UFC 157 Results: What Went Wrong for Dan Henderson

Andrew Saunders@SaundersMMACorrespondent IIFebruary 24, 2013

Feb 23, 2013; Anaheim, CA, USA; Dan Henderson (blue gloves) fights Lyoto Machida (red gloves) during their UFC welterweight bout at the Honda Center. Mandatory Credit: Jayne Kamin-Oncea-USA TODAY Sports
Jayne Kamin-Oncea-USA TODAY Sports

Six months ago, Dan Henderson was in final preparations for a planned matchup with UFC light heavyweight champion Jon Jones. Fast forward to today and you'll find the former PRIDE and Strikeforce champion in a completely different landscape.

By now, you're all familiar with the story of how a knee injury forced Henderson from the UFC 151 card, and in the wake of his removal, the entire event was cancelled.

UFC president Dana White decided to skip over Henderson for the next title shot and instead hand it to teammate Chael Sonnen. If Hendo was going to fight for the belt, he would need to defeat Lyoto Machida at UFC 157.

On Saturday night, Henderson came up short in a split decision loss against "The Dragon." At the age of 42, this might have been the last opportunity for the bona fide legend to get UFC gold.

So what went wrong?

Lyoto Machida is a Stylistic Nightmare

Henderson is known for his powerful right hand as well as Olympic-level wrestling that has been known to put many a foe on their back. However, those two attributes were negated by Machida's evasive striking, speed advantage and excellent takedown defense.

Machida was able to time Hendo's attacks and had a powerful counter waiting on several occasions, including knees to the body and an interceptor left hand.

Henderson Lacked Aggression

If Shogun taught us anything about Machida, it's that a fighter with a solid-enough chin to absorb his punches can defeat him in a blow-for-blow exchange. Had Henderson pushed the action and cut off the cage, Machida would have been forced to deal with Hendo's power striking.

Instead, Machida was able to sit back, counter the few real attempts to score and win rounds in the eyes of the judges.

16 Months of Ring Rust 

Although Henderson didn't gas as badly on Saturday as he did in outings against Shogun Rua and Jake Shields, his energy level during this three-round affair was below what he needed to get the job done.

The best moment of the fight for Henderson came after Machida slipped and Hendo was able to push him over and gain top position. However, the iron-chinned warrior was unable to do damage with ground-and-pound in the third and final round.

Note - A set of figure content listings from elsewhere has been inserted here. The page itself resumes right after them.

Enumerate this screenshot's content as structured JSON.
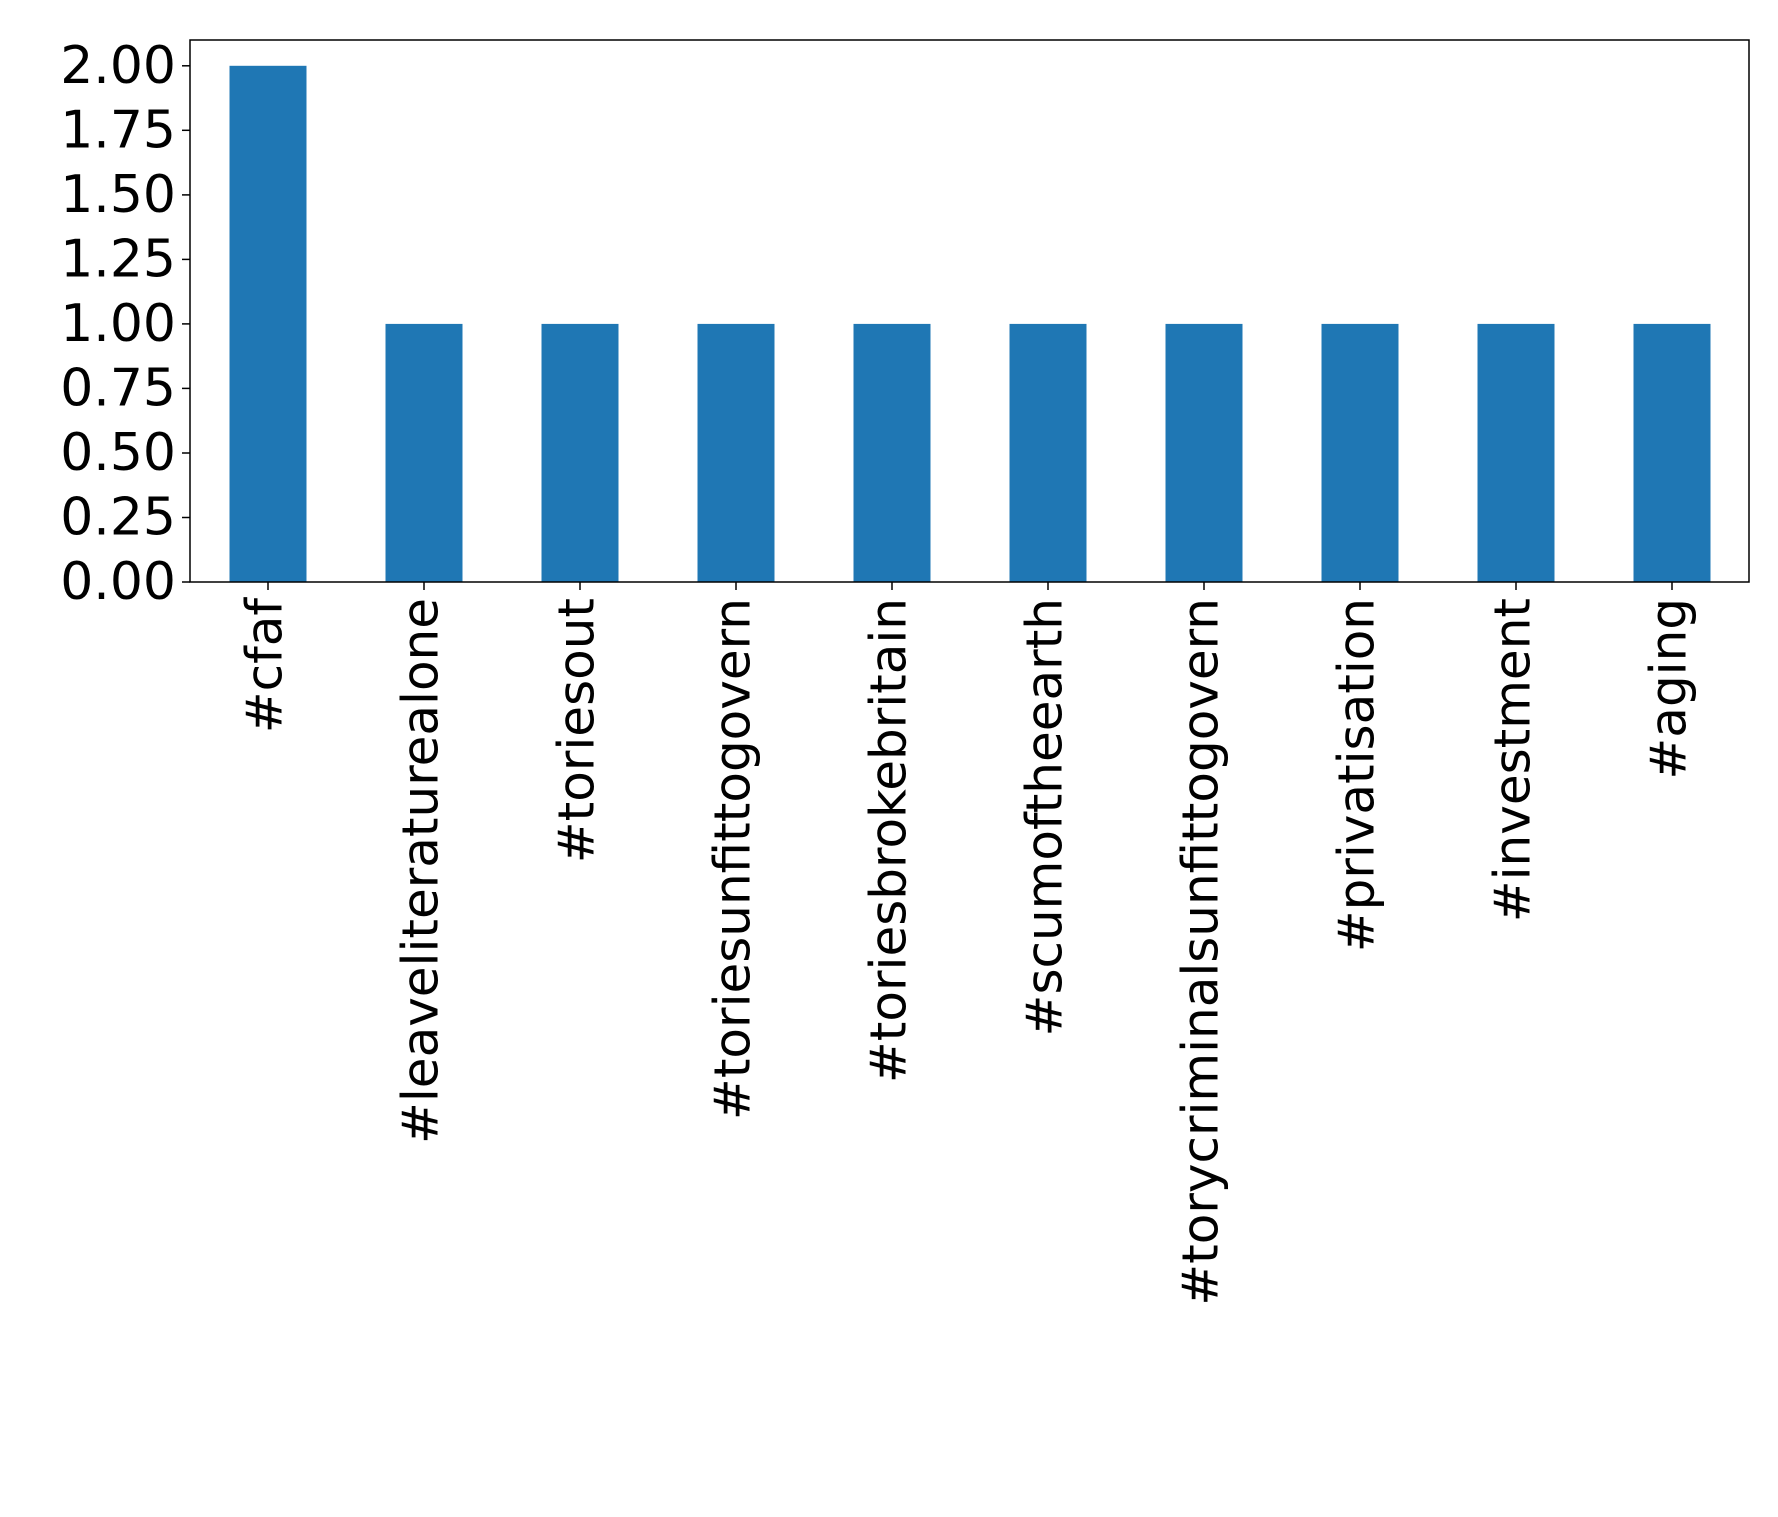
{
  "chart_data": {
    "type": "bar",
    "title": "",
    "xlabel": "",
    "ylabel": "",
    "categories": [
      "#cfaf",
      "#leaveliteraturealone",
      "#toriesout",
      "#toriesunfittogovern",
      "#toriesbrokebritain",
      "#scumoftheearth",
      "#torycriminalsunfittogovern",
      "#privatisation",
      "#investment",
      "#aging"
    ],
    "values": [
      2,
      1,
      1,
      1,
      1,
      1,
      1,
      1,
      1,
      1
    ],
    "ylim": [
      0,
      2.1
    ],
    "yticks": [
      "0.00",
      "0.25",
      "0.50",
      "0.75",
      "1.00",
      "1.25",
      "1.50",
      "1.75",
      "2.00"
    ],
    "bar_color": "#1f77b4",
    "grid": false,
    "legend": "none"
  }
}
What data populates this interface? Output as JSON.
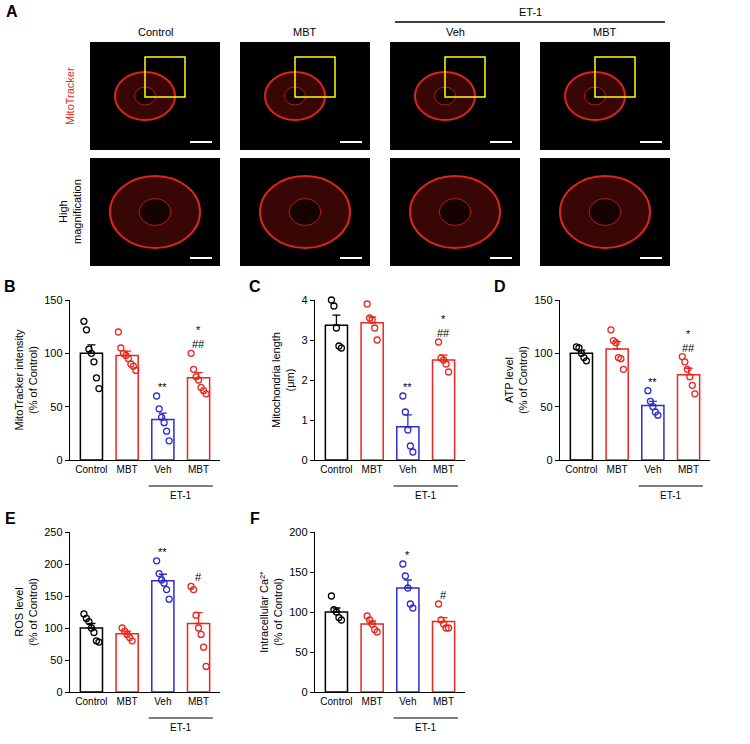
{
  "panel_a": {
    "panel": "A",
    "group_label": "ET-1",
    "group_columns": [
      2,
      3
    ],
    "columns": [
      "Control",
      "MBT",
      "Veh",
      "MBT"
    ],
    "rows": [
      {
        "label": "MitoTracker",
        "color": "#e8281e"
      },
      {
        "label": "High magnification",
        "color": "#000000"
      }
    ]
  },
  "chart_data": [
    {
      "panel": "B",
      "type": "bar",
      "ylabel": "MitoTracker intensity (% of Control)",
      "categories": [
        "Control",
        "MBT",
        "Veh",
        "MBT"
      ],
      "group_label": "ET-1",
      "group_categories": [
        2,
        3
      ],
      "colors": [
        "#000000",
        "#e8281e",
        "#2c2ccf",
        "#e8281e"
      ],
      "values": [
        100,
        98,
        38,
        77
      ],
      "errors": [
        8,
        4,
        6,
        5
      ],
      "points": [
        [
          130,
          122,
          104,
          100,
          92,
          77,
          67
        ],
        [
          120,
          105,
          100,
          98,
          95,
          90,
          88,
          84
        ],
        [
          60,
          48,
          40,
          35,
          27,
          18
        ],
        [
          100,
          85,
          78,
          75,
          68,
          65,
          62
        ]
      ],
      "significance": [
        [],
        [],
        [
          "**"
        ],
        [
          "*",
          "##"
        ]
      ],
      "ylim": [
        0,
        150
      ],
      "yticks": [
        0,
        50,
        100,
        150
      ]
    },
    {
      "panel": "C",
      "type": "bar",
      "ylabel": "Mitochondria length (μm)",
      "categories": [
        "Control",
        "MBT",
        "Veh",
        "MBT"
      ],
      "group_label": "ET-1",
      "group_categories": [
        2,
        3
      ],
      "colors": [
        "#000000",
        "#e8281e",
        "#2c2ccf",
        "#e8281e"
      ],
      "values": [
        3.37,
        3.43,
        0.83,
        2.5
      ],
      "errors": [
        0.25,
        0.15,
        0.3,
        0.12
      ],
      "points": [
        [
          4.0,
          3.85,
          3.3,
          2.85,
          2.8
        ],
        [
          3.9,
          3.55,
          3.5,
          3.3,
          3.0
        ],
        [
          1.6,
          1.2,
          0.75,
          0.35,
          0.2
        ],
        [
          2.95,
          2.55,
          2.5,
          2.4,
          2.2
        ]
      ],
      "significance": [
        [],
        [],
        [
          "**"
        ],
        [
          "*",
          "##"
        ]
      ],
      "ylim": [
        0,
        4
      ],
      "yticks": [
        0,
        1,
        2,
        3,
        4
      ]
    },
    {
      "panel": "D",
      "type": "bar",
      "ylabel": "ATP level (% of Control)",
      "categories": [
        "Control",
        "MBT",
        "Veh",
        "MBT"
      ],
      "group_label": "ET-1",
      "group_categories": [
        2,
        3
      ],
      "colors": [
        "#000000",
        "#e8281e",
        "#2c2ccf",
        "#e8281e"
      ],
      "values": [
        100,
        104,
        51,
        80
      ],
      "errors": [
        3,
        7,
        4,
        6
      ],
      "points": [
        [
          106,
          105,
          100,
          96,
          93
        ],
        [
          122,
          112,
          110,
          96,
          95,
          85
        ],
        [
          65,
          55,
          50,
          45,
          42
        ],
        [
          97,
          92,
          85,
          78,
          70,
          62
        ]
      ],
      "significance": [
        [],
        [],
        [
          "**"
        ],
        [
          "*",
          "##"
        ]
      ],
      "ylim": [
        0,
        150
      ],
      "yticks": [
        0,
        50,
        100,
        150
      ]
    },
    {
      "panel": "E",
      "type": "bar",
      "ylabel": "ROS level (% of Control)",
      "categories": [
        "Control",
        "MBT",
        "Veh",
        "MBT"
      ],
      "group_label": "ET-1",
      "group_categories": [
        2,
        3
      ],
      "colors": [
        "#000000",
        "#e8281e",
        "#2c2ccf",
        "#e8281e"
      ],
      "values": [
        100,
        91,
        174,
        107
      ],
      "errors": [
        7,
        4,
        10,
        17
      ],
      "points": [
        [
          122,
          115,
          110,
          100,
          93,
          80,
          78
        ],
        [
          100,
          95,
          90,
          85,
          80
        ],
        [
          205,
          185,
          175,
          170,
          160,
          145
        ],
        [
          165,
          160,
          120,
          100,
          90,
          70,
          40
        ]
      ],
      "significance": [
        [],
        [],
        [
          "**"
        ],
        [
          "#"
        ]
      ],
      "ylim": [
        0,
        250
      ],
      "yticks": [
        0,
        50,
        100,
        150,
        200,
        250
      ]
    },
    {
      "panel": "F",
      "type": "bar",
      "ylabel": "Intracellular Ca²⁺ (% of Control)",
      "categories": [
        "Control",
        "MBT",
        "Veh",
        "MBT"
      ],
      "group_label": "ET-1",
      "group_categories": [
        2,
        3
      ],
      "colors": [
        "#000000",
        "#e8281e",
        "#2c2ccf",
        "#e8281e"
      ],
      "values": [
        100,
        85,
        130,
        88
      ],
      "errors": [
        5,
        4,
        10,
        5
      ],
      "points": [
        [
          120,
          103,
          100,
          93,
          90
        ],
        [
          95,
          90,
          85,
          78,
          75
        ],
        [
          160,
          145,
          130,
          110,
          105
        ],
        [
          110,
          90,
          85,
          80,
          80
        ]
      ],
      "significance": [
        [],
        [],
        [
          "*"
        ],
        [
          "#"
        ]
      ],
      "ylim": [
        0,
        200
      ],
      "yticks": [
        0,
        50,
        100,
        150,
        200
      ]
    }
  ]
}
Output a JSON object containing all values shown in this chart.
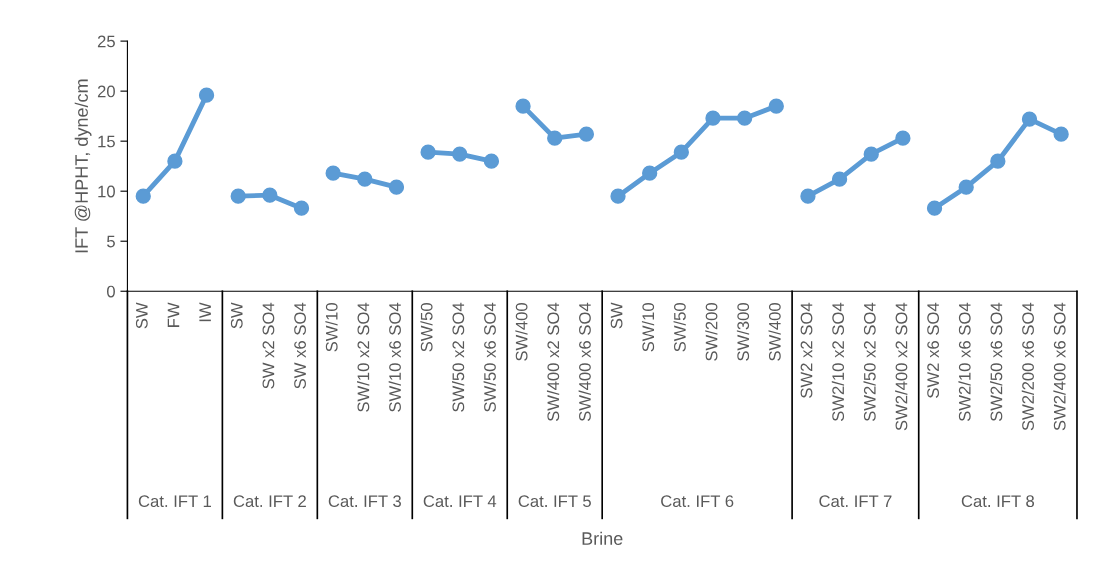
{
  "chart_data": {
    "type": "line",
    "ylabel": "IFT @HPHT, dyne/cm",
    "categories": [
      "SW",
      "FW",
      "IW",
      "SW",
      "SW x2 SO4",
      "SW x6 SO4",
      "SW/10",
      "SW/10 x2 SO4",
      "SW/10 x6 SO4",
      "SW/50",
      "SW/50 x2 SO4",
      "SW/50 x6 SO4",
      "SW/400",
      "SW/400 x2 SO4",
      "SW/400 x6 SO4",
      "SW",
      "SW/10",
      "SW/50",
      "SW/200",
      "SW/300",
      "SW/400",
      "SW2 x2 SO4",
      "SW2/10 x2 SO4",
      "SW2/50 x2 SO4",
      "SW2/400 x2 SO4",
      "SW2 x6 SO4",
      "SW2/10 x6 SO4",
      "SW2/50 x6 SO4",
      "SW2/200 x6 SO4",
      "SW2/400 x6 SO4"
    ],
    "series": [
      {
        "color": "#5b9bd5",
        "values": [
          9.5,
          13.0,
          19.6,
          null,
          null,
          null,
          null,
          null,
          null,
          null,
          null,
          null,
          null,
          null,
          null,
          null,
          null,
          null,
          null,
          null,
          null,
          null,
          null,
          null,
          null,
          null,
          null,
          null,
          null,
          null
        ]
      },
      {
        "color": "#5b9bd5",
        "values": [
          null,
          null,
          null,
          9.5,
          9.6,
          8.3,
          null,
          null,
          null,
          null,
          null,
          null,
          null,
          null,
          null,
          null,
          null,
          null,
          null,
          null,
          null,
          null,
          null,
          null,
          null,
          null,
          null,
          null,
          null,
          null
        ]
      },
      {
        "color": "#5b9bd5",
        "values": [
          null,
          null,
          null,
          null,
          null,
          null,
          11.8,
          11.2,
          10.4,
          null,
          null,
          null,
          null,
          null,
          null,
          null,
          null,
          null,
          null,
          null,
          null,
          null,
          null,
          null,
          null,
          null,
          null,
          null,
          null,
          null
        ]
      },
      {
        "color": "#5b9bd5",
        "values": [
          null,
          null,
          null,
          null,
          null,
          null,
          null,
          null,
          null,
          13.9,
          13.7,
          13.0,
          null,
          null,
          null,
          null,
          null,
          null,
          null,
          null,
          null,
          null,
          null,
          null,
          null,
          null,
          null,
          null,
          null,
          null
        ]
      },
      {
        "color": "#5b9bd5",
        "values": [
          null,
          null,
          null,
          null,
          null,
          null,
          null,
          null,
          null,
          null,
          null,
          null,
          18.5,
          15.3,
          15.7,
          null,
          null,
          null,
          null,
          null,
          null,
          null,
          null,
          null,
          null,
          null,
          null,
          null,
          null,
          null
        ]
      },
      {
        "color": "#5b9bd5",
        "values": [
          null,
          null,
          null,
          null,
          null,
          null,
          null,
          null,
          null,
          null,
          null,
          null,
          null,
          null,
          null,
          9.5,
          11.8,
          13.9,
          17.3,
          17.3,
          18.5,
          null,
          null,
          null,
          null,
          null,
          null,
          null,
          null,
          null
        ]
      },
      {
        "color": "#5b9bd5",
        "values": [
          null,
          null,
          null,
          null,
          null,
          null,
          null,
          null,
          null,
          null,
          null,
          null,
          null,
          null,
          null,
          null,
          null,
          null,
          null,
          null,
          null,
          9.5,
          11.2,
          13.7,
          15.3,
          null,
          null,
          null,
          null,
          null
        ]
      },
      {
        "color": "#5b9bd5",
        "values": [
          null,
          null,
          null,
          null,
          null,
          null,
          null,
          null,
          null,
          null,
          null,
          null,
          null,
          null,
          null,
          null,
          null,
          null,
          null,
          null,
          null,
          null,
          null,
          null,
          null,
          8.3,
          10.4,
          13.0,
          17.2,
          15.7
        ]
      }
    ],
    "annotations": [
      "Cat. IFT 1",
      "Cat. IFT 2",
      "Cat. IFT 3",
      "Cat. IFT 4",
      "Cat. IFT 5",
      "Cat. IFT 6",
      "Cat. IFT 7",
      "Cat. IFT 8",
      "Brine"
    ],
    "ylim": [
      0,
      25
    ],
    "yticks": [
      0,
      5,
      10,
      15,
      20,
      25
    ],
    "grid": false,
    "legend": false,
    "marker": "circle",
    "line_style": "solid"
  }
}
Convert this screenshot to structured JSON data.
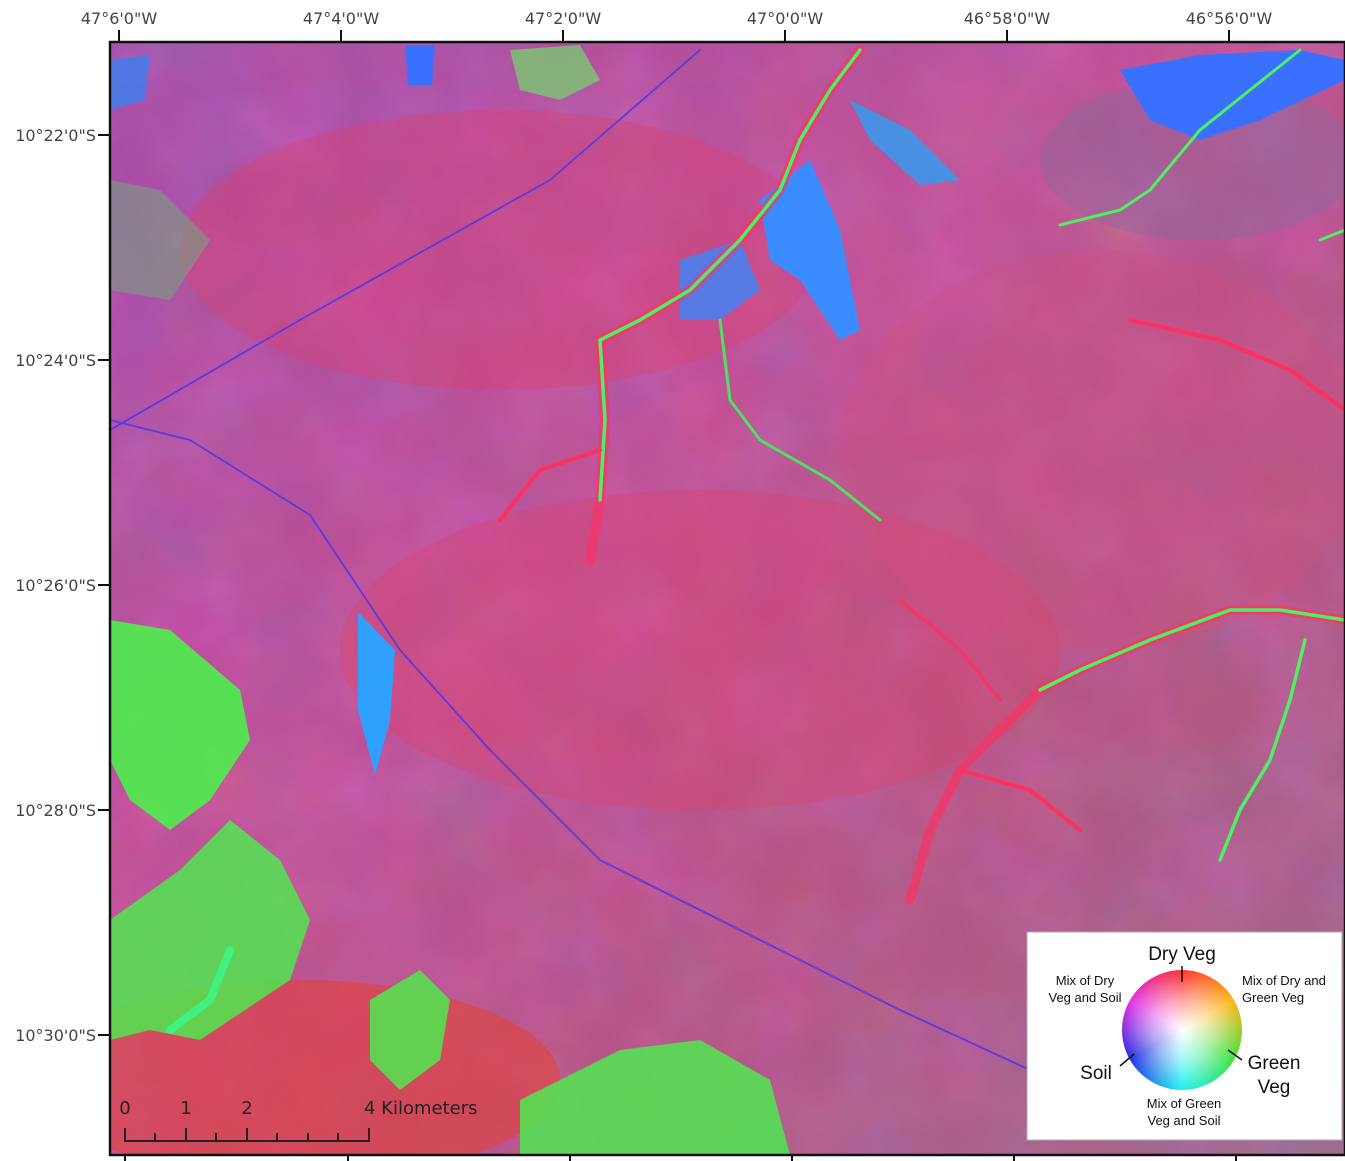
{
  "map": {
    "longitude_labels": [
      "47°6'0\"W",
      "47°4'0\"W",
      "47°2'0\"W",
      "47°0'0\"W",
      "46°58'0\"W",
      "46°56'0\"W"
    ],
    "latitude_labels": [
      "10°22'0\"S",
      "10°24'0\"S",
      "10°26'0\"S",
      "10°28'0\"S",
      "10°30'0\"S"
    ],
    "scale_bar": {
      "labels": [
        "0",
        "1",
        "2",
        "4 Kilometers"
      ]
    },
    "legend": {
      "top": "Dry Veg",
      "top_left": [
        "Mix of Dry",
        "Veg and Soil"
      ],
      "top_right": [
        "Mix of Dry and",
        "Green Veg"
      ],
      "left": "Soil",
      "right": [
        "Green",
        "Veg"
      ],
      "bottom": [
        "Mix of Green",
        "Veg and Soil"
      ]
    }
  }
}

Perhaps this loss signals the end of the road for Henderson. At 42 years old, no one would blame the guy for not wanting to start over in hopes of a title shot.

At the end of the day, all we know is that Dan Henderson is a legend of this sport who simply wasn't able to earn the elusive title shot that he has been aching for since 2008. Whether or not he chooses to continue his journey has yet to be decided.